Oops - sorry, details of calculation of count was wrong. It should have
been 512 byte sectors rather than 1024 byte blocks:
How to calculate count:
count can be found from fdisk
use "End sector address of last partition" +1,
x 512 for bytes per sector, then
divide by your bs (here=1M))
Example which I used above:
# fdisk -l
Start End Blocks Id System
/dev/sdc1 8192 131071 61440 0c FAT32
/dev/sdc2 131072 7684095 3776512 83 Linux
So count = (7684095+1) x 512 / 1048576
=7684096 / 2048
Just an aside: if your backup images are important to you, you should
never compress them, especially with gzip. A single bit error in a gz
file makes it just so much junk bits. Or with the program gzip recovery
you might get something resembling your original data but that might
still be useless for a file system image.
If you really have to, bzip2 uses blocks so you just lose the block with
the error. Block oriented backup apps like fsarchiver and partimage do
likewise and they usually have the smarts to just leave out parts of the
filesystem that aren't in use so you get less data that way.
So, instead of compression, I'd propose generating error correction data
with par2 for your images.
I prefer my filesystem images with zero bit errors anyway... so I
put them on harddisks with ECC.
And in fact I prefer a "completely junk bits" situation over a nasty
single bit error that results in mysterious, unexplainable problems.

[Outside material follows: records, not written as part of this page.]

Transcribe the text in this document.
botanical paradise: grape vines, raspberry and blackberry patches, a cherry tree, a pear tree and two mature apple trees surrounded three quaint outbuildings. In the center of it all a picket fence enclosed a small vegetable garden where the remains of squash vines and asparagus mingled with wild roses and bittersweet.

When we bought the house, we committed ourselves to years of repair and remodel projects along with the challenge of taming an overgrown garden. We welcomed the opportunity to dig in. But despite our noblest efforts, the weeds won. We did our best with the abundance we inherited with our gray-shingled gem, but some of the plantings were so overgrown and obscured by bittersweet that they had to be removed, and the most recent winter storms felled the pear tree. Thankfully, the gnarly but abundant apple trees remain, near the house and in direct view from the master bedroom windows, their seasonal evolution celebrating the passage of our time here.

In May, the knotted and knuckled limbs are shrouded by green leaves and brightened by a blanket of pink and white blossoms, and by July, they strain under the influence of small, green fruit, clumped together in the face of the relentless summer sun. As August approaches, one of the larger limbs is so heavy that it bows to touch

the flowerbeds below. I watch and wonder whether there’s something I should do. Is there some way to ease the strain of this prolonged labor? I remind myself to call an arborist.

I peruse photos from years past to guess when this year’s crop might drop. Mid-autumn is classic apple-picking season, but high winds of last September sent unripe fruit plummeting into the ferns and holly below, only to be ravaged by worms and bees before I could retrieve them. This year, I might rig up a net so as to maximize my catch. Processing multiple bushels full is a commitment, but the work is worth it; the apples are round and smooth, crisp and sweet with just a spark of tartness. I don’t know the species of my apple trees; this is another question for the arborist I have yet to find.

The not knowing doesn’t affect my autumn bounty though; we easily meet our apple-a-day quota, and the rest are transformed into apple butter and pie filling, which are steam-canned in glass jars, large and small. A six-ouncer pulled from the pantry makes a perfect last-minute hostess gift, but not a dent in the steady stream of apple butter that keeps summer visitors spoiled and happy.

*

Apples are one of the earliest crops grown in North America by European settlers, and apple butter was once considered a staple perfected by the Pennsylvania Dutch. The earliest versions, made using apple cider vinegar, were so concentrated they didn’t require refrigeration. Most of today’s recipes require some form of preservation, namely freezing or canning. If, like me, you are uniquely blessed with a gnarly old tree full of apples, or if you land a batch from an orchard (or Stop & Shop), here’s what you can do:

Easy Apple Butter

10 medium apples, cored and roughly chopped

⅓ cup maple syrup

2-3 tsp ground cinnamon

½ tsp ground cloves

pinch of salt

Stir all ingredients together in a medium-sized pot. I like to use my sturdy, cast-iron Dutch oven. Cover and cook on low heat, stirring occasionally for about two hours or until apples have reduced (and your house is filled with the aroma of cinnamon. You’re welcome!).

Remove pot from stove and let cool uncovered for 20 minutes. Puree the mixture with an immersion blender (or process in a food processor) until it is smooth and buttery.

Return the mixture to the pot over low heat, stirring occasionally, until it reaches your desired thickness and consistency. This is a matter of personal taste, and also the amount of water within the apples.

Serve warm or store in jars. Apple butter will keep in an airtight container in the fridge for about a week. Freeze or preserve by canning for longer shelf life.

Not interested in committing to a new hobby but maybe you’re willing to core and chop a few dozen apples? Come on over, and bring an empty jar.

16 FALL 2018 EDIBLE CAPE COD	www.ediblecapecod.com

Your ECC hard disk does you no good when the file is corrupted DURING
TRANSFER, which is the scenario under discussion. As the OP stated,
there is little hope of recovery if the file is compressed. With an
uncompressed (or block compressed) file, at least you can recover
important data. Even with an ECC hard disk, RAID, or whatever scheme
you choose, you can STILL EXPERIENCE BIT CORRUPTION! The ECC presumes
that the data stream written to it was uncorrupted to begin with. That
is far from a reasonable assumption - if you are copying files over a
net connection (TCP delivery is NOT guaranteed), buffers can
overflow/underflow, pipes can fail, any number of things can happen
outside the control of the destination file system. Critical data
should NEVER be compressed with an algorithm that cannot be reversed in
the presence of bit corruption. Period.
All of the above transfer methods have checking algorithms in place
that guard against single-bit corruption.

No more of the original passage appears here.